Reincarnation is a basic principle in Hinduism and I would often wonder what would happen when we died. If the soul is eternal and sheds many different bodies after each of its lifetimes, how does it keep going? What does it look and feel like after we die and are no longer in our body? Do we still get to be around our loved ones? Through my quest for these answers, I know that we are an active planner for each of the lives we live. We choose what our life circumstances will provide us with the lessons we want to learn. Oftentimes, people confuse the word “karma” with good or bad but they are merely the teachings we bring into each lifetime and the lessons we hope to gain in that life. During these lifetimes, we have planned who else will be a part of them and the roles each person will play. These souls often repeat lifetimes with each other, playing out different characters and roles to give each other the opportunity to grow and expand. Souls are connected to each other and they re-connect after each lifetime. This strong connection can often be felt when we meet someone and it instantly feels like we have known them forever.
The word “Om” is part of every chant, verse or mantra in Hindu scripts. I have always enjoyed reciting these Sanskrit verses and have felt the strength in the words. It is the vibration of these scriptures that have this power and the word Om is the most powerful of them all. Going to a temple and hearing these chants would instantly lift my vibration. I felt more empowered and euphoric hearing a multitude of voices in unison reciting the verses and feeling the vibration of the room reach great levels. It is the power of many and the pureness in their hearts that was captured in those moments. I have learned the importance of using high vibrational words and music to continue to uplift me and it is an important part of my spiritual practice these days.

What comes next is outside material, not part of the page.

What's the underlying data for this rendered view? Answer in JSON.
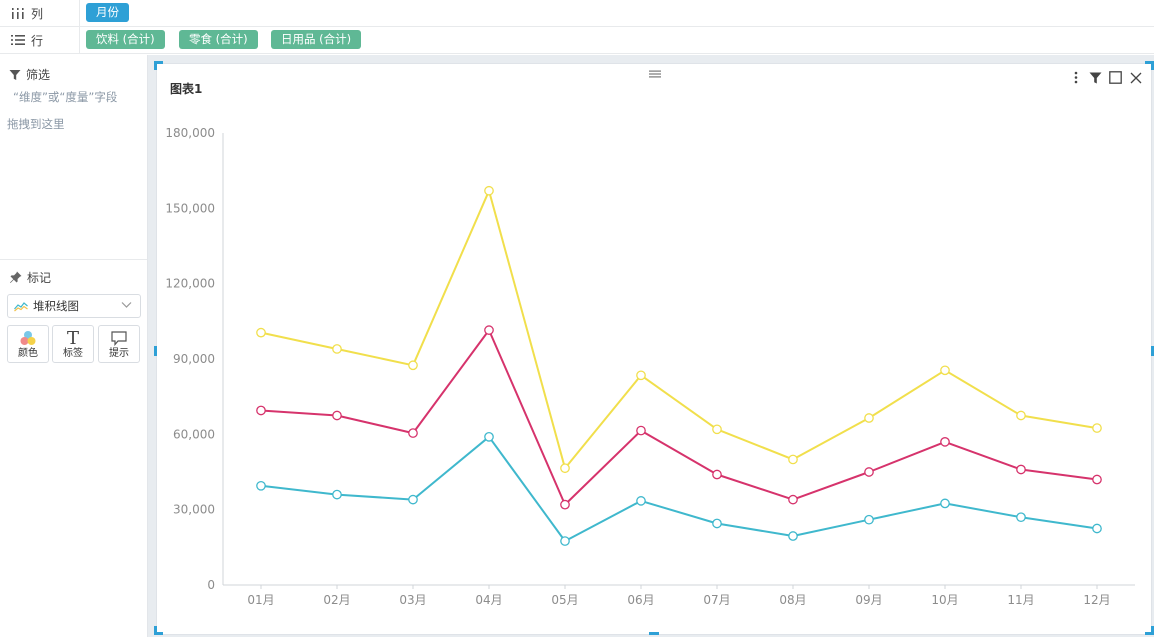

As I have continued along my spiritual journey, Hinduism has evolved along with me. I have veered away from the rituals and the fear-based superstitions. What I have kept are the principles and the fundamentals of living a life as an immortal soul seeking liberation. I continue to seek the Truth and know my awareness of this Truth can change as I progress on my path. Hinduism has given me so many principles from an early age and I continue to build on the foundation and knowledge it has provided. I remain on my path to attain and fulfil my eternal dharma, living my spiritual life with purpose, meaning and intent, while seeking to learn the true nature of who I am.